Exposure to aluminum is high (they even use it in water purification plants).  In recent years, IBS and IBD have increased. Now, 2 studies in mice have shown increased visceral  pain sensitization in keeping with usual human exposure of aluminum.


Aluminum has come under increased scrutiny with the finding that aluminum in dorsal root ganglion might cause chemotherapy oxaliplatin induced peripheral neuropathy pain:
Lee, Minji, et al.
Glutathione alleviated peripheral neuropathy in oxaliplatin-treated mice by removing aluminum from dorsal root ganglia.
American journal of translational research 9.3 (2017): 926.

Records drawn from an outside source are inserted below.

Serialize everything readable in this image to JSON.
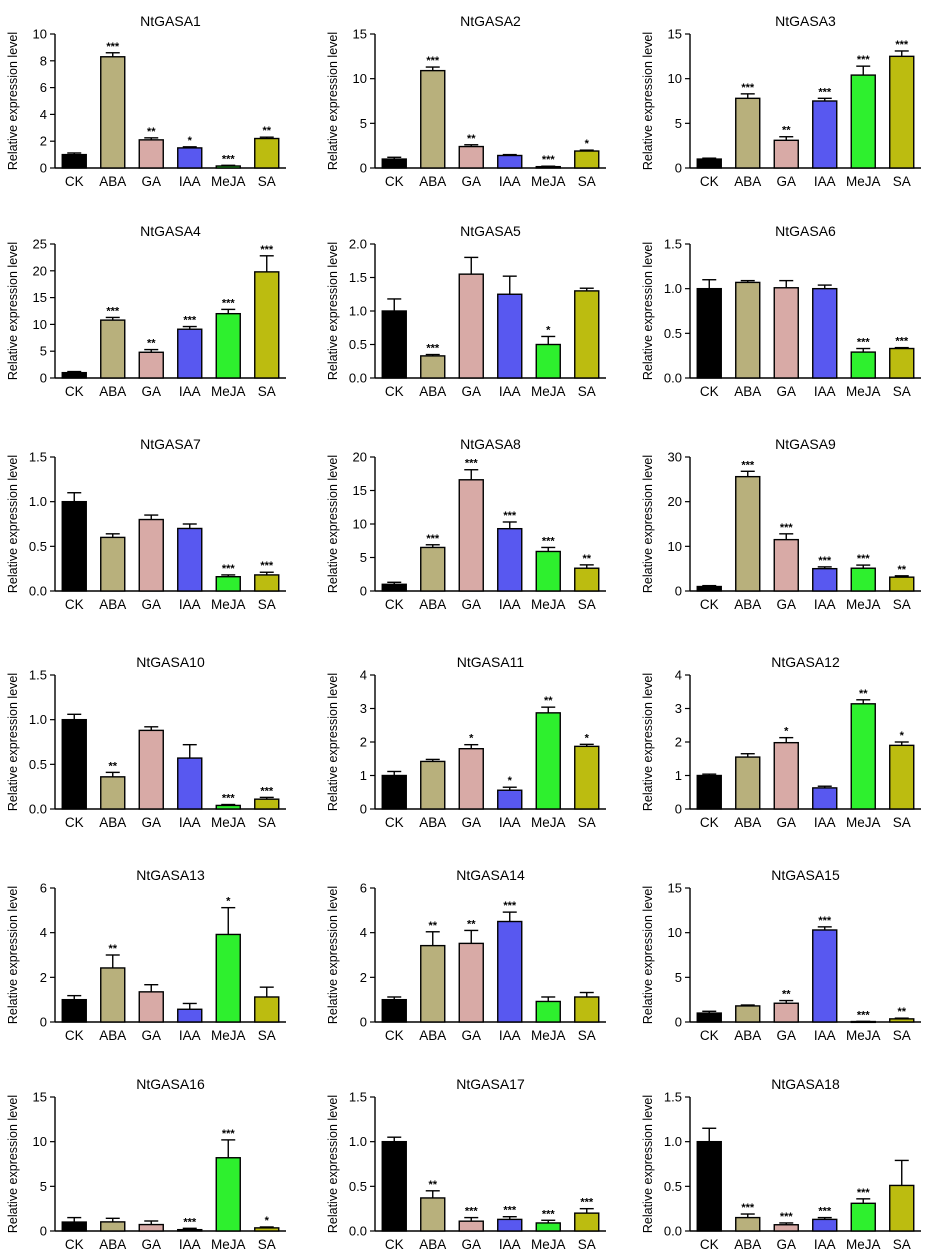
{
  "ylabel": "Relative expression level",
  "categories": [
    "CK",
    "ABA",
    "GA",
    "IAA",
    "MeJA",
    "SA"
  ],
  "colors": {
    "CK": "#000000",
    "ABA": "#b8b07c",
    "GA": "#d8aaa6",
    "IAA": "#5858f0",
    "MeJA": "#2ef02e",
    "SA": "#bcbc10",
    "edge": "#000000"
  },
  "chart_data": [
    {
      "type": "bar",
      "title": "NtGASA1",
      "ylabel": "Relative expression level",
      "categories": [
        "CK",
        "ABA",
        "GA",
        "IAA",
        "MeJA",
        "SA"
      ],
      "ylim": [
        0,
        10
      ],
      "yticks": [
        0,
        2,
        4,
        6,
        8,
        10
      ],
      "values": [
        1.0,
        8.3,
        2.1,
        1.5,
        0.15,
        2.2
      ],
      "errors": [
        0.12,
        0.3,
        0.15,
        0.08,
        0.05,
        0.1
      ],
      "sig": [
        "",
        "***",
        "**",
        "*",
        "***",
        "**"
      ]
    },
    {
      "type": "bar",
      "title": "NtGASA2",
      "ylabel": "Relative expression level",
      "categories": [
        "CK",
        "ABA",
        "GA",
        "IAA",
        "MeJA",
        "SA"
      ],
      "ylim": [
        0,
        15
      ],
      "yticks": [
        0,
        5,
        10,
        15
      ],
      "values": [
        1.0,
        10.9,
        2.4,
        1.4,
        0.15,
        1.9
      ],
      "errors": [
        0.2,
        0.4,
        0.2,
        0.1,
        0.05,
        0.1
      ],
      "sig": [
        "",
        "***",
        "**",
        "",
        "***",
        "*"
      ]
    },
    {
      "type": "bar",
      "title": "NtGASA3",
      "ylabel": "Relative expression level",
      "categories": [
        "CK",
        "ABA",
        "GA",
        "IAA",
        "MeJA",
        "SA"
      ],
      "ylim": [
        0,
        15
      ],
      "yticks": [
        0,
        5,
        10,
        15
      ],
      "values": [
        1.0,
        7.8,
        3.1,
        7.5,
        10.4,
        12.5
      ],
      "errors": [
        0.1,
        0.5,
        0.4,
        0.3,
        1.0,
        0.6
      ],
      "sig": [
        "",
        "***",
        "**",
        "***",
        "***",
        "***"
      ]
    },
    {
      "type": "bar",
      "title": "NtGASA4",
      "ylabel": "Relative expression level",
      "categories": [
        "CK",
        "ABA",
        "GA",
        "IAA",
        "MeJA",
        "SA"
      ],
      "ylim": [
        0,
        25
      ],
      "yticks": [
        0,
        5,
        10,
        15,
        20,
        25
      ],
      "values": [
        1.0,
        10.8,
        4.8,
        9.1,
        12.0,
        19.8
      ],
      "errors": [
        0.2,
        0.5,
        0.5,
        0.5,
        0.8,
        3.0
      ],
      "sig": [
        "",
        "***",
        "**",
        "***",
        "***",
        "***"
      ]
    },
    {
      "type": "bar",
      "title": "NtGASA5",
      "ylabel": "Relative expression level",
      "categories": [
        "CK",
        "ABA",
        "GA",
        "IAA",
        "MeJA",
        "SA"
      ],
      "ylim": [
        0,
        2.0
      ],
      "yticks": [
        0.0,
        0.5,
        1.0,
        1.5,
        2.0
      ],
      "values": [
        1.0,
        0.33,
        1.55,
        1.25,
        0.5,
        1.3
      ],
      "errors": [
        0.18,
        0.02,
        0.25,
        0.27,
        0.12,
        0.04
      ],
      "sig": [
        "",
        "***",
        "",
        "",
        "*",
        ""
      ]
    },
    {
      "type": "bar",
      "title": "NtGASA6",
      "ylabel": "Relative expression level",
      "categories": [
        "CK",
        "ABA",
        "GA",
        "IAA",
        "MeJA",
        "SA"
      ],
      "ylim": [
        0,
        1.5
      ],
      "yticks": [
        0.0,
        0.5,
        1.0,
        1.5
      ],
      "values": [
        1.0,
        1.07,
        1.01,
        1.0,
        0.29,
        0.33
      ],
      "errors": [
        0.1,
        0.02,
        0.08,
        0.04,
        0.04,
        0.01
      ],
      "sig": [
        "",
        "",
        "",
        "",
        "***",
        "***"
      ]
    },
    {
      "type": "bar",
      "title": "NtGASA7",
      "ylabel": "Relative expression level",
      "categories": [
        "CK",
        "ABA",
        "GA",
        "IAA",
        "MeJA",
        "SA"
      ],
      "ylim": [
        0,
        1.5
      ],
      "yticks": [
        0.0,
        0.5,
        1.0,
        1.5
      ],
      "values": [
        1.0,
        0.6,
        0.8,
        0.7,
        0.16,
        0.18
      ],
      "errors": [
        0.1,
        0.04,
        0.05,
        0.05,
        0.02,
        0.03
      ],
      "sig": [
        "",
        "",
        "",
        "",
        "***",
        "***"
      ]
    },
    {
      "type": "bar",
      "title": "NtGASA8",
      "ylabel": "Relative expression level",
      "categories": [
        "CK",
        "ABA",
        "GA",
        "IAA",
        "MeJA",
        "SA"
      ],
      "ylim": [
        0,
        20
      ],
      "yticks": [
        0,
        5,
        10,
        15,
        20
      ],
      "values": [
        1.0,
        6.5,
        16.6,
        9.3,
        5.9,
        3.4
      ],
      "errors": [
        0.3,
        0.4,
        1.5,
        1.0,
        0.6,
        0.5
      ],
      "sig": [
        "",
        "***",
        "***",
        "***",
        "***",
        "**"
      ]
    },
    {
      "type": "bar",
      "title": "NtGASA9",
      "ylabel": "Relative expression level",
      "categories": [
        "CK",
        "ABA",
        "GA",
        "IAA",
        "MeJA",
        "SA"
      ],
      "ylim": [
        0,
        30
      ],
      "yticks": [
        0,
        10,
        20,
        30
      ],
      "values": [
        1.0,
        25.6,
        11.5,
        5.0,
        5.1,
        3.1
      ],
      "errors": [
        0.2,
        1.2,
        1.3,
        0.4,
        0.7,
        0.3
      ],
      "sig": [
        "",
        "***",
        "***",
        "***",
        "***",
        "**"
      ]
    },
    {
      "type": "bar",
      "title": "NtGASA10",
      "ylabel": "Relative expression level",
      "categories": [
        "CK",
        "ABA",
        "GA",
        "IAA",
        "MeJA",
        "SA"
      ],
      "ylim": [
        0,
        1.5
      ],
      "yticks": [
        0.0,
        0.5,
        1.0,
        1.5
      ],
      "values": [
        1.0,
        0.36,
        0.88,
        0.57,
        0.04,
        0.11
      ],
      "errors": [
        0.06,
        0.05,
        0.04,
        0.15,
        0.01,
        0.02
      ],
      "sig": [
        "",
        "**",
        "",
        "",
        "***",
        "***"
      ]
    },
    {
      "type": "bar",
      "title": "NtGASA11",
      "ylabel": "Relative expression level",
      "categories": [
        "CK",
        "ABA",
        "GA",
        "IAA",
        "MeJA",
        "SA"
      ],
      "ylim": [
        0,
        4
      ],
      "yticks": [
        0,
        1,
        2,
        3,
        4
      ],
      "values": [
        1.0,
        1.42,
        1.8,
        0.56,
        2.87,
        1.87
      ],
      "errors": [
        0.12,
        0.06,
        0.12,
        0.09,
        0.17,
        0.06
      ],
      "sig": [
        "",
        "",
        "*",
        "*",
        "**",
        "*"
      ]
    },
    {
      "type": "bar",
      "title": "NtGASA12",
      "ylabel": "Relative expression level",
      "categories": [
        "CK",
        "ABA",
        "GA",
        "IAA",
        "MeJA",
        "SA"
      ],
      "ylim": [
        0,
        4
      ],
      "yticks": [
        0,
        1,
        2,
        3,
        4
      ],
      "values": [
        1.0,
        1.55,
        1.98,
        0.63,
        3.14,
        1.9
      ],
      "errors": [
        0.04,
        0.1,
        0.15,
        0.05,
        0.12,
        0.1
      ],
      "sig": [
        "",
        "",
        "*",
        "",
        "**",
        "*"
      ]
    },
    {
      "type": "bar",
      "title": "NtGASA13",
      "ylabel": "Relative expression level",
      "categories": [
        "CK",
        "ABA",
        "GA",
        "IAA",
        "MeJA",
        "SA"
      ],
      "ylim": [
        0,
        6
      ],
      "yticks": [
        0,
        2,
        4,
        6
      ],
      "values": [
        1.0,
        2.42,
        1.35,
        0.57,
        3.92,
        1.12
      ],
      "errors": [
        0.18,
        0.58,
        0.32,
        0.26,
        1.2,
        0.44
      ],
      "sig": [
        "",
        "**",
        "",
        "",
        "*",
        ""
      ]
    },
    {
      "type": "bar",
      "title": "NtGASA14",
      "ylabel": "Relative expression level",
      "categories": [
        "CK",
        "ABA",
        "GA",
        "IAA",
        "MeJA",
        "SA"
      ],
      "ylim": [
        0,
        6
      ],
      "yticks": [
        0,
        2,
        4,
        6
      ],
      "values": [
        1.0,
        3.42,
        3.52,
        4.5,
        0.92,
        1.12
      ],
      "errors": [
        0.12,
        0.62,
        0.58,
        0.42,
        0.2,
        0.2
      ],
      "sig": [
        "",
        "**",
        "**",
        "***",
        "",
        ""
      ]
    },
    {
      "type": "bar",
      "title": "NtGASA15",
      "ylabel": "Relative expression level",
      "categories": [
        "CK",
        "ABA",
        "GA",
        "IAA",
        "MeJA",
        "SA"
      ],
      "ylim": [
        0,
        15
      ],
      "yticks": [
        0,
        5,
        10,
        15
      ],
      "values": [
        1.0,
        1.8,
        2.1,
        10.3,
        0.05,
        0.35
      ],
      "errors": [
        0.2,
        0.1,
        0.3,
        0.35,
        0.02,
        0.08
      ],
      "sig": [
        "",
        "",
        "**",
        "***",
        "***",
        "**"
      ]
    },
    {
      "type": "bar",
      "title": "NtGASA16",
      "ylabel": "Relative expression level",
      "categories": [
        "CK",
        "ABA",
        "GA",
        "IAA",
        "MeJA",
        "SA"
      ],
      "ylim": [
        0,
        15
      ],
      "yticks": [
        0,
        5,
        10,
        15
      ],
      "values": [
        1.0,
        1.02,
        0.72,
        0.15,
        8.2,
        0.35
      ],
      "errors": [
        0.5,
        0.4,
        0.4,
        0.15,
        2.0,
        0.1
      ],
      "sig": [
        "",
        "",
        "",
        "***",
        "***",
        "*"
      ]
    },
    {
      "type": "bar",
      "title": "NtGASA17",
      "ylabel": "Relative expression level",
      "categories": [
        "CK",
        "ABA",
        "GA",
        "IAA",
        "MeJA",
        "SA"
      ],
      "ylim": [
        0,
        1.5
      ],
      "yticks": [
        0.0,
        0.5,
        1.0,
        1.5
      ],
      "values": [
        1.0,
        0.37,
        0.11,
        0.13,
        0.09,
        0.2
      ],
      "errors": [
        0.05,
        0.08,
        0.04,
        0.03,
        0.03,
        0.05
      ],
      "sig": [
        "",
        "**",
        "***",
        "***",
        "***",
        "***"
      ]
    },
    {
      "type": "bar",
      "title": "NtGASA18",
      "ylabel": "Relative expression level",
      "categories": [
        "CK",
        "ABA",
        "GA",
        "IAA",
        "MeJA",
        "SA"
      ],
      "ylim": [
        0,
        1.5
      ],
      "yticks": [
        0.0,
        0.5,
        1.0,
        1.5
      ],
      "values": [
        1.0,
        0.15,
        0.07,
        0.13,
        0.31,
        0.51
      ],
      "errors": [
        0.15,
        0.04,
        0.02,
        0.02,
        0.05,
        0.28
      ],
      "sig": [
        "",
        "***",
        "***",
        "***",
        "***",
        ""
      ]
    }
  ]
}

Commentary was written here:

Cell Mol Gastroenterol Hepatol. 2019;7(1):235-236.
doi: 10.1016/j.jcmgh.2018.10.005.
Aluminum Meddles With Visceral Pain Perception.
Bretin A et al

  • Makes comment “prevalence of both IBS and IBD have shown marked increases in  incidence, roughly paralleling the modernization of society that accelerated in the mid-20th century, raising the possibility that environmental factors associated with human activity may be a driver of both diseases.”
  • make comment that “aluminum levels are difficult to measure in individuals”
  • speculates that maybe rodents might be more sensitive –  but who knows?


Sites 2 articles:
De Chambrun, G. Pineton, et al.
Aluminum enhances inflammation and decreases mucosal healing in experimental colitis in mice.
Mucosal immunology 7.3 (2014): 589.

Aluminum worsens colitis induced by 2,4,6-trinitrobenzene sulfonic acid and dextran sodium sulfate in mice.

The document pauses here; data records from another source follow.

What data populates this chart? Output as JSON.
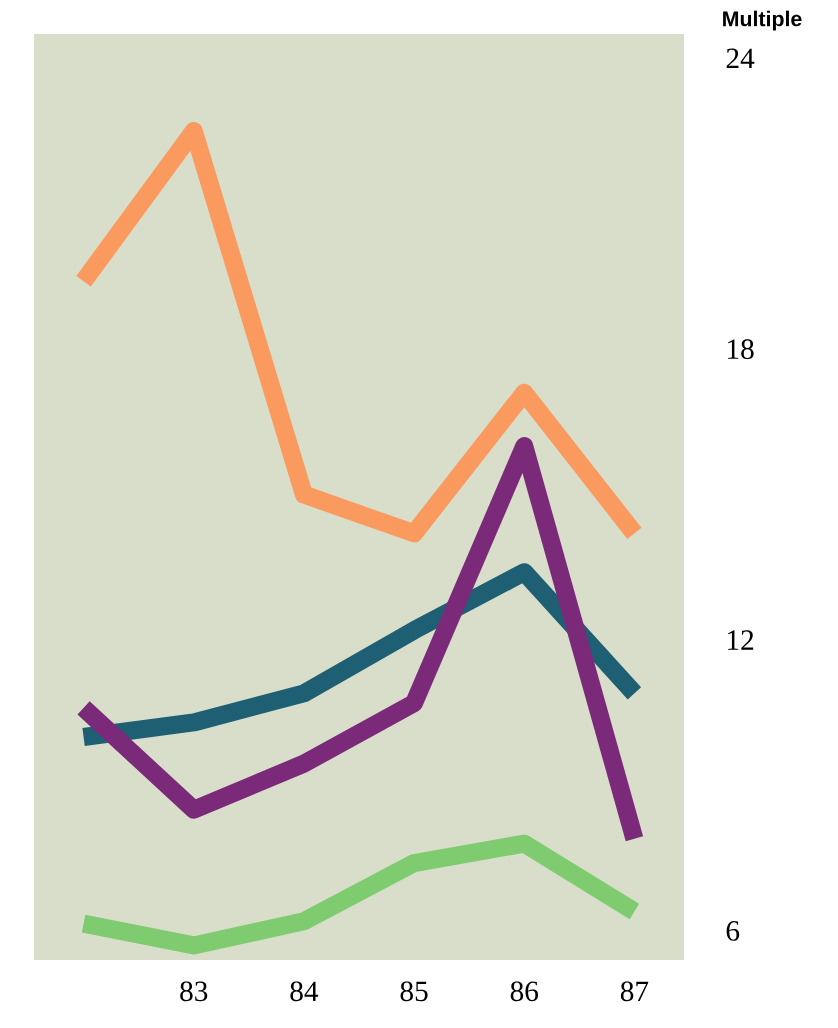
{
  "chart_data": {
    "type": "line",
    "ylabel": "Multiple",
    "x": [
      82,
      83,
      84,
      85,
      86,
      87
    ],
    "series": [
      {
        "color": "#fb9a5e",
        "values": [
          19.4,
          22.5,
          15.0,
          14.2,
          17.1,
          14.2
        ]
      },
      {
        "color": "#1f5f73",
        "values": [
          10.0,
          10.3,
          10.9,
          12.2,
          13.4,
          10.9
        ]
      },
      {
        "color": "#7a2a78",
        "values": [
          10.6,
          8.5,
          9.45,
          10.7,
          16.0,
          7.9
        ]
      },
      {
        "color": "#7fcb6f",
        "values": [
          6.15,
          5.7,
          6.2,
          7.4,
          7.8,
          6.4
        ]
      }
    ],
    "xlim": [
      81.55,
      87.45
    ],
    "ylim": [
      5.4,
      24.5
    ],
    "xticks": [
      83,
      84,
      85,
      86,
      87
    ],
    "yticks": [
      6,
      12,
      18,
      24
    ],
    "grid": false,
    "marker": "none",
    "line_style": "solid"
  }
}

Main article it refers to:

N. Esquerre, L. Basso, C. Dubuquoy, M. Djouina, D. Chappard, C. Blanpied, P. Desreumaux, N. Vergnolle, C. Vignal, M. Body-Malapel
[Aluminum ingestion promotes colorectal hypersensitivity in rodents]
Cell Mol Gastroenterol Hepatol, 7 (2019), pp. 185-196

  • Irritable bowel occurs in 10–25% of the population with twice as many women as men in Western countries
  • 50% of patients report having had symptoms before 35 years of age with no known cause.
  • No biomarkers of disease so  diagnosis is clinical
  • Increase intestinal permeability is seen
  • abnormal activation status of immune cells, particularly mast cells or T cells is seen
  • psychological factors, and preceding gastrointestinal infections associated.
  • oligosaccharide, disaccharides, monosaccharide, polyol, gluten, and nickel sensitivity are related and various diets might help.
  • estimated that most Americans ingest from 0.01 to 1.4 mg/kg body weight/d of aluminum which means more than more than 95 mg/d aluminum = meaning 1.58 mg·kg·d

So in their study the gave mice 1.5 mg/kg aluminum/day – results on day Four:


In the females, gut hypersensitivity has doubled…

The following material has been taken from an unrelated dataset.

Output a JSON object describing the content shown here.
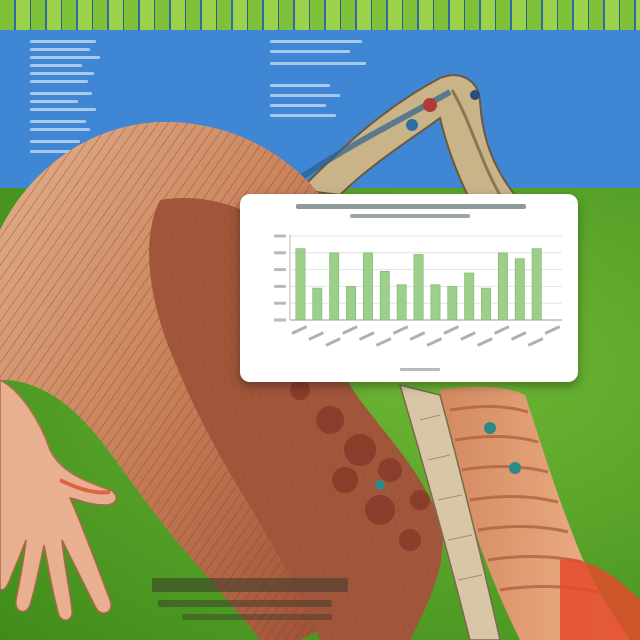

There are a couple of IBS inducers in mice – repeated butyrate enemas and intrarectal injection of 2,4,6-trinitrobenzenesulfonic acid in combination with 25–50% ethanol. They found Aluminum induced near similar levels of sensitization:

dug inducedIBS

A good study will show a dose-response effect – ie. –  more of it, more effect. This was seen:

aluminum dosage

  • The hypersensitivy induced by aluminum persisted during exposure “this aluminum-induced nociceptive effect was maintained for the duration of administration. After 30 days of exposure, it led to a 30% increase in pain compared with control animal.”
  • Withdrawal of aluminum did revert rats to normal over a period of a month though human ingesting it for years may not be as lucky: ” Increased pain induced by 1.5 mg/kg/d persisted significantly for 7 days after discontinuation of treatment, and 4 weeks were needed to reach the threshold of nontreated rats.”
  • those subjected to previous aluminum exposure, developed hypersensitivity much faster with a second challenge:  “second administration of AlCi at the same dose of 1.5 mg/kg/d induced pain within 2 days of administration compared with 8 days during the first administration “
  • To rule out effect of citrate on IBS, rats were given comparable doses of zinc citrate instead of aluminum citrate – zinc citrate did not induce any hypersensitivity.
  • They were able to demonstrate “aluminum induced mast cell degranulation and activation of the proteinase-activated receptor-2 (PAR2) which were required for aluminum-induced visceral pain”

Comment OMG – could it be that simple in some cases? I will write more but felt this needed to be got out there ASAP.